The guide, standing with Nestor atop a low rise about half a spearcast ahead, hissed for silence and sank to the ground. He lowered himself to his stomach and waved everyone down. Cale, Jak, and Riven hit the earth and crawled forward.
When he reached the top of the rise, Cale saw what had given the guide alarm: torchlight in the distance, and a strange, pulsing ochre glow. With each pulse of the light, Cale felt a pressure on his ears.
“Do you feel that?” he asked Jak.
“I feel it.”
Due to distance and intervening stands of cypress and undergrowth, Cale could make out no more.
“The Moonmere is just beyond the tree line,” Magadon said. “Those torches burn near its shore. Your enemies are on guard, it appears.”
“Where is the temple?” Cale asked Magadon.
Magadon looked at him strangely and said, “There is no temple here, Cale.”
Cale didn’t even pause. “Yes there is. Jak?”
“I’ll scout it,” the halfling said as he took out his holy symbol.
Cale gripped him
by the shoulder and warned, “As fast as possible, little man. Midnight is past. Find Vraggen. If not, find the temple and find us a way in.”
“Not more than a quarter hour,” Jak said, and he vanished into the forest.
As promised, the halfling returned in less than a quarter hour.
“It’s me,” he said, and stepped from the shadows.
Already, he had his pipe in hand. Shielding the flame with his palm, he lit it with a tindertwig.
“Well?” Riven asked.
Jak blew out a smoke ring and said, “About thirty bullywugs, arranged in a line about forty paces from the lakeshore. They’ve got a priest with them. They appear to be waiting for something.”
“Did you find the Fane?” Cale asked.
“Yes,” Jak answered, and his brow furrowed. “But that’s the problem. It’s in the lake.”
“There’s nothing in that lake,” Magadon said. “It’s a pit.”
“It’s there,” Jak said, and he took another pull on his pipe.
“So we’ll swim to it,” Riven said.
“No,” Jak replied. “I mean it’s in the Lake.

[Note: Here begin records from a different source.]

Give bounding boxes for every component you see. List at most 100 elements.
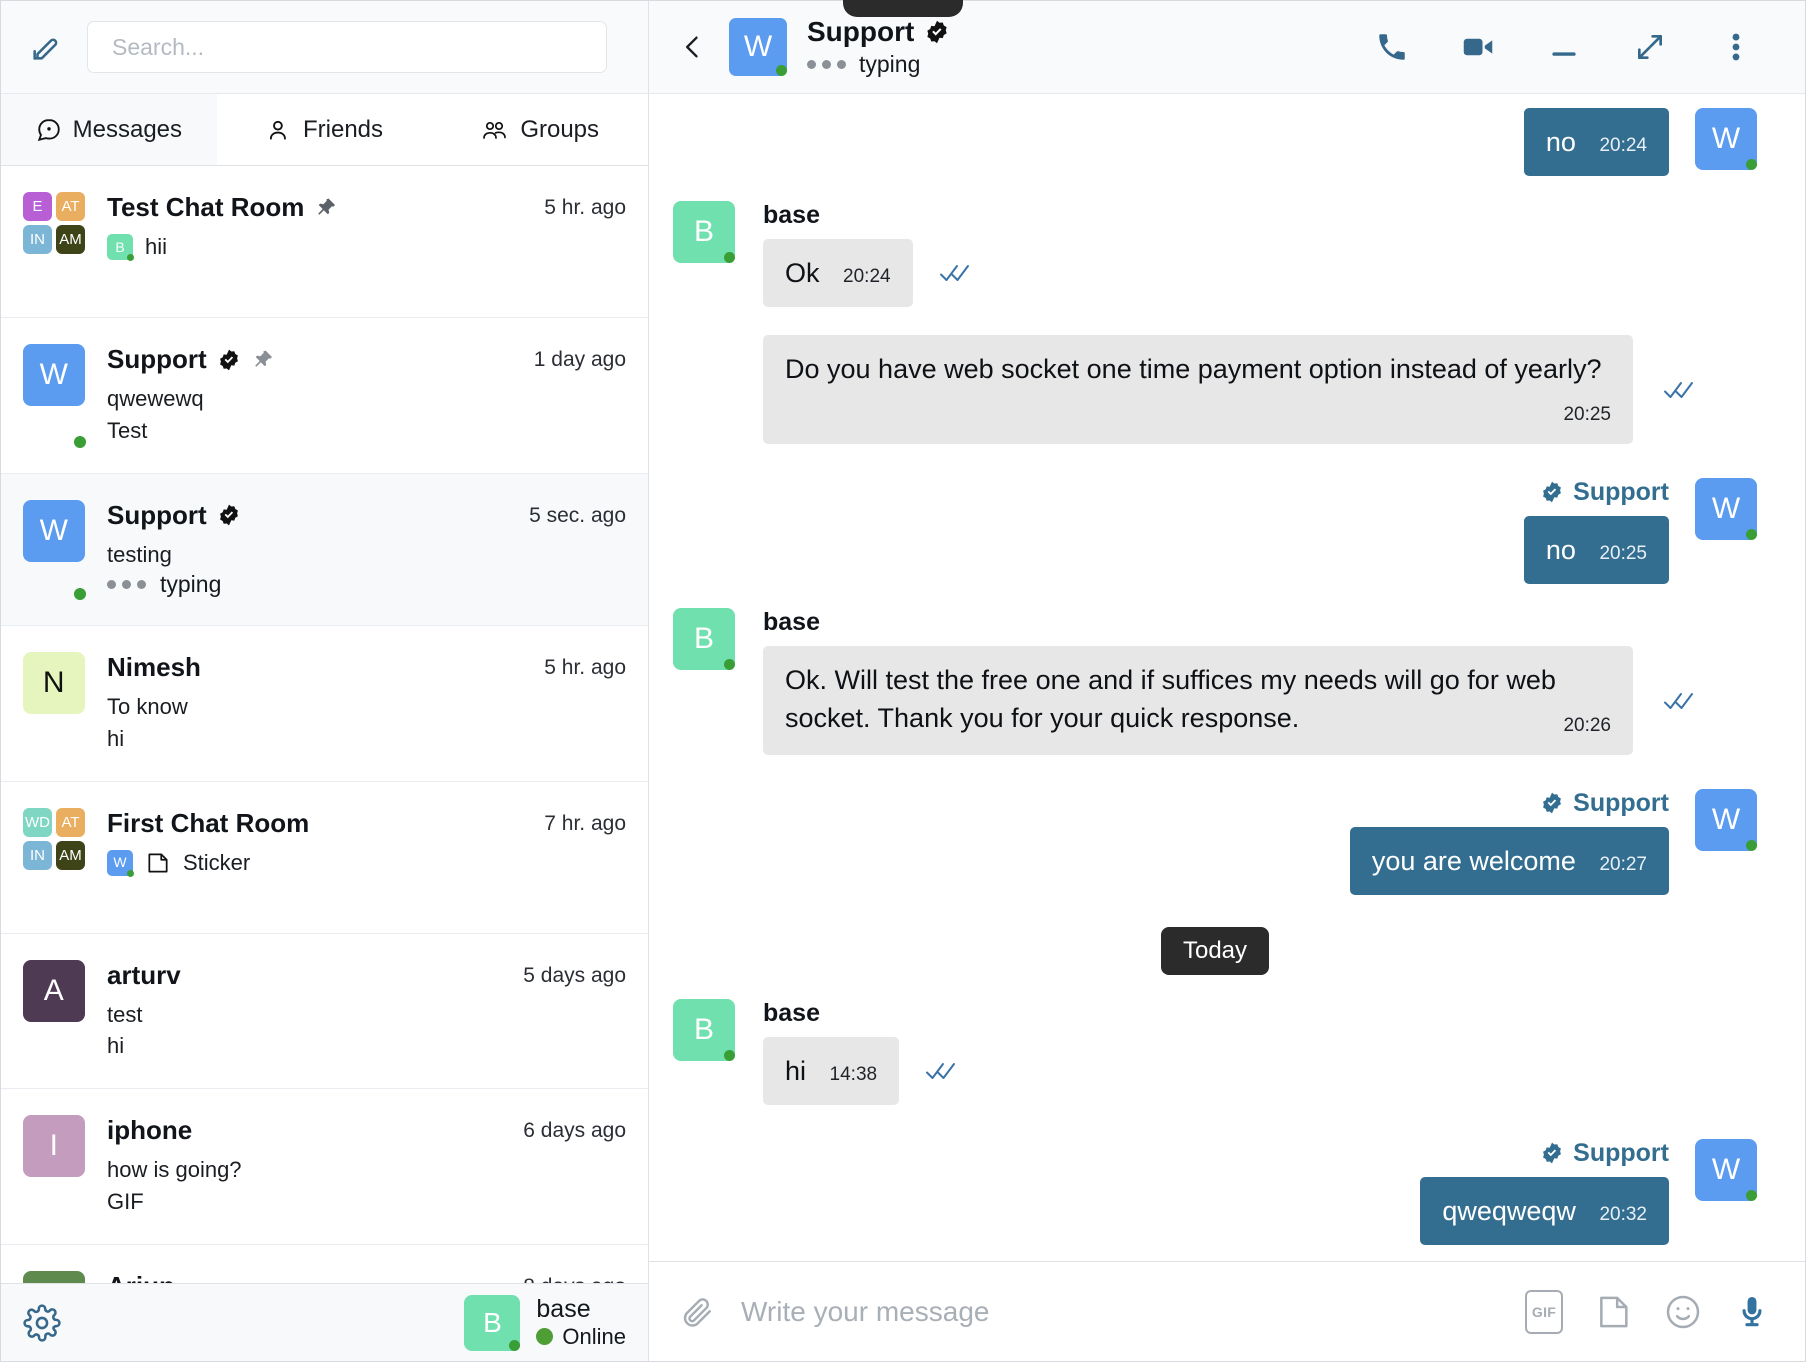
message-sender: Support [1573, 477, 1669, 506]
search-input[interactable] [112, 33, 582, 61]
chevron-left-icon[interactable] [679, 31, 729, 63]
message-sender-row: Support [1540, 478, 1669, 507]
message-list[interactable]: no 20:24 W B base Ok 20:24 Do you have w… [649, 94, 1805, 1261]
online-dot-icon [536, 1328, 554, 1346]
message-bubble[interactable]: Ok. Will test the free one and if suffic… [763, 646, 1633, 756]
avatar-tile: AT [56, 192, 85, 221]
paperclip-icon[interactable] [679, 1294, 715, 1330]
vertical-dots-icon[interactable] [1693, 17, 1779, 77]
avatar: B [673, 200, 735, 263]
group-avatar: WD AT IN AM [23, 807, 85, 907]
message-bubble[interactable]: qweqweqw 20:32 [1420, 1176, 1669, 1245]
message-column: Support no 20:25 [1523, 478, 1669, 584]
tab-groups-label: Groups [520, 115, 600, 143]
chat-header-title-row: Support [807, 16, 950, 48]
avatar-tile: WD [23, 807, 52, 837]
message-time: 20:27 [1599, 853, 1647, 875]
chat-header: W Support typing [649, 1, 1805, 94]
microphone-icon[interactable] [1733, 1293, 1771, 1331]
chat-list-item-name: Support [107, 499, 207, 530]
message-sender: base [763, 608, 820, 637]
chat-list-item-support-2[interactable]: W Support testing typing 5 sec. ago [1, 473, 648, 626]
minimize-icon[interactable] [1521, 17, 1607, 77]
message-input[interactable] [741, 1295, 1525, 1328]
message-bubble[interactable]: no 20:24 [1523, 108, 1669, 177]
avatar: A [23, 959, 85, 1063]
compose-pencil-icon[interactable] [23, 24, 69, 70]
message-composer: GIF [649, 1261, 1805, 1361]
double-check-icon [925, 1060, 959, 1082]
avatar: W [1695, 108, 1757, 170]
message-sender: Support [1573, 788, 1669, 817]
avatar-initial: N [23, 651, 85, 714]
chat-list-item-body: Nimesh To know hi [107, 652, 510, 755]
avatar-tile: IN [23, 840, 52, 870]
message-time: 14:38 [829, 1064, 878, 1085]
current-user-profile[interactable]: B base Online [464, 1294, 626, 1351]
message-text: Ok [785, 257, 820, 288]
message-text: Ok. Will test the free one and if suffic… [785, 665, 1556, 734]
chat-list-item-name: arturv [107, 959, 181, 990]
message-row: no 20:24 W [673, 108, 1757, 177]
avatar-initial: W [23, 499, 85, 562]
chat-list-item-body: Support testing typing [107, 500, 495, 599]
message-text: qweqweqw [1442, 1195, 1576, 1226]
chat-list-item-time: 5 hr. ago [544, 196, 626, 219]
sidebar-footer: B base Online [1, 1283, 648, 1361]
chat-pane: W Support typing no 20:24 W B base Ok 20… [649, 1, 1805, 1361]
gear-icon[interactable] [23, 1303, 61, 1342]
message-row: B base Ok 20:24 Do you have web socket o… [673, 200, 1757, 445]
preview-sender-avatar: B [107, 233, 134, 261]
message-sender: base [763, 999, 820, 1027]
message-bubble[interactable]: Do you have web socket one time payment … [763, 334, 1633, 445]
search-box[interactable] [87, 21, 607, 73]
chat-header-avatar: W [729, 18, 787, 76]
page-title: Support [807, 16, 915, 47]
chat-list-item-preview: qwewewq [107, 386, 204, 411]
message-sender: Support [1573, 1138, 1669, 1167]
chat-list-item-iphone[interactable]: I iphone how is going? GIF 6 days ago [1, 1089, 648, 1246]
chat-list-item-preview: test [107, 1001, 143, 1027]
video-camera-icon[interactable] [1435, 17, 1521, 77]
verified-badge-icon [217, 503, 241, 527]
chat-list-item-support-1[interactable]: W Support qwewewq Test 1 day ago [1, 318, 648, 474]
sticker-icon [145, 850, 171, 876]
chat-header-meta: Support typing [807, 16, 950, 78]
chat-list-item-preview: testing [107, 541, 172, 567]
current-user-name: base [536, 1295, 591, 1324]
chat-list-item-first-chat-room[interactable]: WD AT IN AM First Chat Room W Sticker 7 … [1, 781, 648, 934]
chat-list-item-body: Support qwewewq Test [107, 344, 500, 447]
message-bubble[interactable]: Ok 20:24 [763, 238, 913, 307]
chat-header-status-label: typing [859, 51, 921, 77]
expand-arrows-icon[interactable] [1607, 17, 1693, 77]
avatar-tile: E [23, 192, 52, 221]
person-icon [266, 117, 292, 143]
message-bubble[interactable]: hi 14:38 [763, 1037, 900, 1106]
phone-icon[interactable] [1349, 17, 1435, 77]
message-column: no 20:24 [1523, 108, 1669, 177]
chat-list-item-body: First Chat Room W Sticker [107, 808, 510, 907]
chat-list-item-arturv[interactable]: A arturv test hi 5 days ago [1, 933, 648, 1090]
tab-friends[interactable]: Friends [216, 94, 433, 165]
message-time: 20:24 [843, 265, 891, 287]
smiley-icon[interactable] [1663, 1292, 1703, 1332]
chat-list[interactable]: E AT IN AM Test Chat Room B hii 5 hr. ag… [1, 166, 648, 1361]
chat-list-item-name: Nimesh [107, 651, 201, 682]
double-check-icon [939, 262, 973, 284]
message-row: Support no 20:25 W [673, 477, 1757, 584]
message-bubble[interactable]: you are welcome 20:27 [1349, 826, 1669, 895]
gif-icon[interactable]: GIF [1525, 1289, 1563, 1334]
chat-bubble-icon [36, 117, 62, 143]
tab-messages-label: Messages [72, 115, 183, 143]
chat-header-status: typing [807, 51, 950, 78]
chat-list-item-nimesh[interactable]: N Nimesh To know hi 5 hr. ago [1, 625, 648, 782]
message-bubble[interactable]: no 20:25 [1523, 515, 1669, 584]
typing-label: typing [160, 570, 222, 597]
sticker-icon[interactable] [1593, 1292, 1633, 1332]
avatar: N [23, 651, 85, 755]
chat-list-item-preview: B hii [107, 231, 510, 263]
tab-groups[interactable]: Groups [432, 94, 649, 165]
tab-messages[interactable]: Messages [1, 94, 217, 165]
avatar-initial: W [23, 344, 85, 406]
chat-list-item-test-chat-room[interactable]: E AT IN AM Test Chat Room B hii 5 hr. ag… [1, 166, 648, 318]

Underwater. Deep underwater. That green glow is coming from it. You can see the Fane down there if you look from the shore right in front of the bullywugs. It’s like it’s just … hanging there, surrounded by a giant bubble.”

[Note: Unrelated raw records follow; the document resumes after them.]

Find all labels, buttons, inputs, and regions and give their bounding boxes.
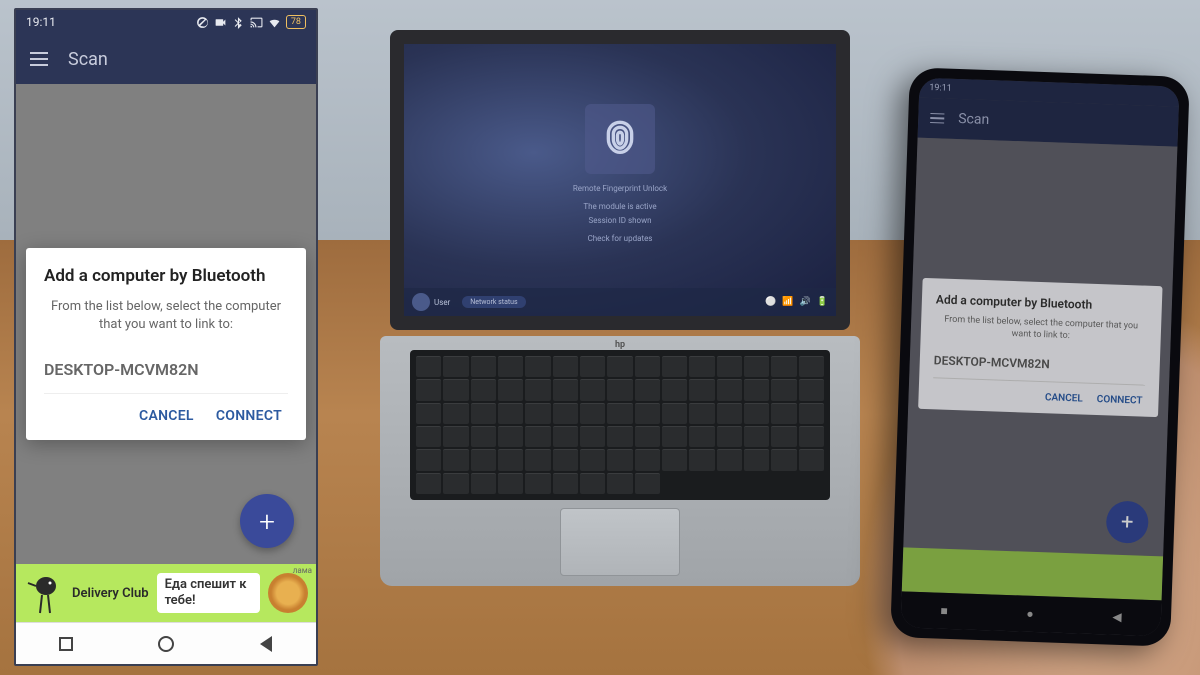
- connect-button[interactable]: CONNECT: [216, 408, 282, 424]
- add-fab-button[interactable]: +: [240, 494, 294, 548]
- laptop-session-line: Session ID shown: [588, 216, 651, 225]
- pp-connect: CONNECT: [1097, 394, 1143, 407]
- laptop: Remote Fingerprint Unlock The module is …: [380, 30, 860, 610]
- avatar-icon: [412, 293, 430, 311]
- status-bar: 19:11 78: [16, 10, 316, 34]
- cancel-button[interactable]: CANCEL: [139, 408, 194, 424]
- laptop-user: User: [412, 293, 450, 311]
- scan-content: Add a computer by Bluetooth From the lis…: [16, 84, 316, 622]
- status-icons: 78: [196, 15, 306, 29]
- battery-icon: 78: [286, 15, 306, 29]
- phone-screenshot: 19:11 78 Scan Add a computer by Bluetoot…: [14, 8, 318, 666]
- ad-brand: Delivery Club: [72, 586, 149, 601]
- dialog-body: From the list below, select the computer…: [44, 298, 288, 334]
- pp-cancel: CANCEL: [1045, 393, 1083, 405]
- laptop-trackpad: [560, 508, 680, 576]
- nav-recents-button[interactable]: [55, 633, 77, 655]
- ad-tag: лама: [293, 566, 312, 575]
- status-time: 19:11: [26, 15, 56, 29]
- laptop-user-label: User: [434, 298, 450, 307]
- pp-menu-icon: [930, 113, 944, 124]
- app-bar: Scan: [16, 34, 316, 84]
- wifi-icon: [268, 16, 281, 29]
- page-title: Scan: [68, 49, 108, 70]
- laptop-keyboard: [410, 350, 830, 500]
- dnd-icon: [196, 16, 209, 29]
- bluetooth-dialog: Add a computer by Bluetooth From the lis…: [26, 248, 306, 440]
- hp-logo: hp: [615, 340, 625, 350]
- dialog-actions: CANCEL CONNECT: [44, 394, 288, 432]
- ad-text: Еда спешит к тебе!: [157, 573, 260, 612]
- nav-home-button[interactable]: [155, 633, 177, 655]
- laptop-update-line: Check for updates: [588, 234, 653, 243]
- ostrich-icon: [24, 571, 64, 615]
- ad-banner[interactable]: лама Delivery Club Еда спешит к тебе!: [16, 564, 316, 622]
- pp-dialog-title: Add a computer by Bluetooth: [936, 292, 1148, 313]
- cast-icon: [250, 16, 263, 29]
- physical-phone-screen: 19:11 Scan Add a computer by Bluetooth F…: [900, 78, 1179, 637]
- camera-icon: [214, 16, 227, 29]
- nav-bar: [16, 622, 316, 664]
- nav-back-button[interactable]: [255, 633, 277, 655]
- physical-phone: 19:11 Scan Add a computer by Bluetooth F…: [890, 67, 1190, 646]
- laptop-tray: ⚪📶🔊🔋: [765, 297, 828, 307]
- device-list-item[interactable]: DESKTOP-MCVM82N: [44, 356, 288, 394]
- menu-icon[interactable]: [30, 52, 48, 66]
- laptop-wallpaper: [404, 44, 836, 316]
- pp-dialog: Add a computer by Bluetooth From the lis…: [918, 278, 1162, 418]
- burger-icon: [268, 573, 308, 613]
- fingerprint-icon: [585, 104, 655, 174]
- pp-content: Add a computer by Bluetooth From the lis…: [902, 138, 1178, 601]
- dialog-title: Add a computer by Bluetooth: [44, 266, 288, 286]
- laptop-network-button: Network status: [462, 296, 525, 308]
- pp-fab: +: [1106, 500, 1149, 543]
- laptop-base: hp: [380, 336, 860, 586]
- laptop-status-line: The module is active: [583, 202, 656, 211]
- laptop-screen: Remote Fingerprint Unlock The module is …: [390, 30, 850, 330]
- laptop-app-title: Remote Fingerprint Unlock: [573, 184, 667, 193]
- pp-title: Scan: [958, 111, 990, 128]
- laptop-taskbar: User Network status ⚪📶🔊🔋: [404, 288, 836, 316]
- pp-dialog-body: From the list below, select the computer…: [935, 314, 1148, 345]
- bluetooth-icon: [232, 16, 245, 29]
- pp-nav-bar: ■●◀: [900, 591, 1161, 636]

“Even if we could swim to it,” Nestor grumbled, “and even if it’s got a bubble of air around it, how can we hold our air long enough to swim down there? The halfling said it’s a long way down.” The big human looked to Magadon. “Mags, this cannot be done. Let’s take our payment and go.”
Cale said nothing. He couldn’t blame the big man but would welcome Magadon’s presence. Riven stared contempt at Nestor.
Magadon considered. He looked to Cale and Riven.
“Why not wait?” the guide asked. “If you seek someone who is within, he’ll come out sooner or later. You can move on him then.”
Cale replied, “No. The mage we’re after must be stopped before he gets what he seeks. Besides, this quarry does not need to exit through doors. If we don’t stop him now, we may never see him again.”
Magadon still looked uncertain.
“They got in,” Cale said to him. “And they need to breathe. So there’s a way. We’ll find it.” He paused before adding, “With or without you.”